His most recent nonfiction work is “Lions of the West,” a collection of short biographies of men – heroes and villains – in America’s westward expansion.

One of those heroes is John Chapman, better known as Johnny Appleseed. Over 23 pages Morgan tells the history of the apple, Chapman’s legendary planting, selling and giving away trees but, too, a deeper reason for his nomadic life: ” … he was implicitly preaching … an ultimate freedom to just be yourself, unconcerned with status, fashion, excess possessions or comforts.”

A personality in the book that the author said he became most fascinated with is Kit Carson, who ranks as hero and villain.

Carson, Morgan writes, had an exceptional memory for the landscape and peoples he observed, was fluent in nine Indian languages as well as Spanish, Canadian French and sign language. The author favorably compares Carson, “the practitioner,” to Thomas Jefferson, “the theorist,” in the understanding of geography and ethnography, Morgan notes.

“(Carson) was a sympathetic Indian agent and a tireless spokesman for Indian rights,” Morgan writes. “One of the major ironies of Carson’s life was that he brutally rounded up the Navajos to force them onto the Bosque Redondo reservation … and then became a forceful advocate for the return of the same Diné people to their traditional homeland.”

Among the other biographical sketches are those of Jefferson, Andrew Jackson, David Crockett and Gen.
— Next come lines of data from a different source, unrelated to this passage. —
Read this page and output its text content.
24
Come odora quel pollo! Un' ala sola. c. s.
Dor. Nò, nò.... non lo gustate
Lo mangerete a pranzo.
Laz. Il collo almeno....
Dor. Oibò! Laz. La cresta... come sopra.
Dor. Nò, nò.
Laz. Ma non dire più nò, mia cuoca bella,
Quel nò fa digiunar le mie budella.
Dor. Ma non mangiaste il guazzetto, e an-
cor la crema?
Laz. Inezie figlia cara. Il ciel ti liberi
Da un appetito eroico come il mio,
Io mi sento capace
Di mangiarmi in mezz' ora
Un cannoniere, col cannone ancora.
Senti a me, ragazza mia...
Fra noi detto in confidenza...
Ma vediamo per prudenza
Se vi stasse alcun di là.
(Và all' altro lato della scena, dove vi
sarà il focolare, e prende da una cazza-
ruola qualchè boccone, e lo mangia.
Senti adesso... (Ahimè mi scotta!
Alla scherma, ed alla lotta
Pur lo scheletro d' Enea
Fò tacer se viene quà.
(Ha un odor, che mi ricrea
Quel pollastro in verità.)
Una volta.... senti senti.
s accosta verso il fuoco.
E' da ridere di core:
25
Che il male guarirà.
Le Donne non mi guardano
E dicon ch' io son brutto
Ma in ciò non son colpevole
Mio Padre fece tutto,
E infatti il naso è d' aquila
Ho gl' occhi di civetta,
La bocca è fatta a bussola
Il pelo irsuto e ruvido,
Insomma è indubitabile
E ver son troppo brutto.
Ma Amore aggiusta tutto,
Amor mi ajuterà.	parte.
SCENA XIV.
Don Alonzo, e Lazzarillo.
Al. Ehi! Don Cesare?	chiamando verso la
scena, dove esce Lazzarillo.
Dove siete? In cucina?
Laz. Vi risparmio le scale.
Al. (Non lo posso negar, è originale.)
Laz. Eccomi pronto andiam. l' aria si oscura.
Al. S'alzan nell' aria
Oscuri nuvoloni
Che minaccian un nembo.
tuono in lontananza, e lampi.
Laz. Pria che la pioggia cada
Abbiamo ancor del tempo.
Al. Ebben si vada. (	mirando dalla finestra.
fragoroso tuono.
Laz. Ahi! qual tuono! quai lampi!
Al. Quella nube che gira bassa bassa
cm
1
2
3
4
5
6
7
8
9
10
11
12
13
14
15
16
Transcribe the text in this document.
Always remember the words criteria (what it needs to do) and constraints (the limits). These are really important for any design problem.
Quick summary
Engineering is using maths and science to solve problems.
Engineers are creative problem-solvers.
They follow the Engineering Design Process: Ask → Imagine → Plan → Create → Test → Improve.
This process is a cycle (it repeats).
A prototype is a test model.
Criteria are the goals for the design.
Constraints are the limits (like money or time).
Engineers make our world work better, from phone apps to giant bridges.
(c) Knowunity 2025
Winfield Scott.

Morgan’s manuscript for “Lions of the West” had contained chapters on three women. The chapters were excised because he said the publisher told him the book would be too large.

The recent publication of the paperback edition of “Lions of the West” coincided with the new paperback edition of his novel “Gap Creek.” Morgan just finished writing “Road From Gap Creek,” which is due out next year.

As for history projects, the author said, “It’s up in the air. I have to let the dust settle. I’m very interested in Kit Carson … but I’m interested in other figures like Tecumseh,” the Shawnee leader and iconic folk hero.

Robert Morgan discusses, signs “Lions of the West” at 7 p.m. Thursday, Sept. 20, at Bookworks, 4022 Rio Grande NW.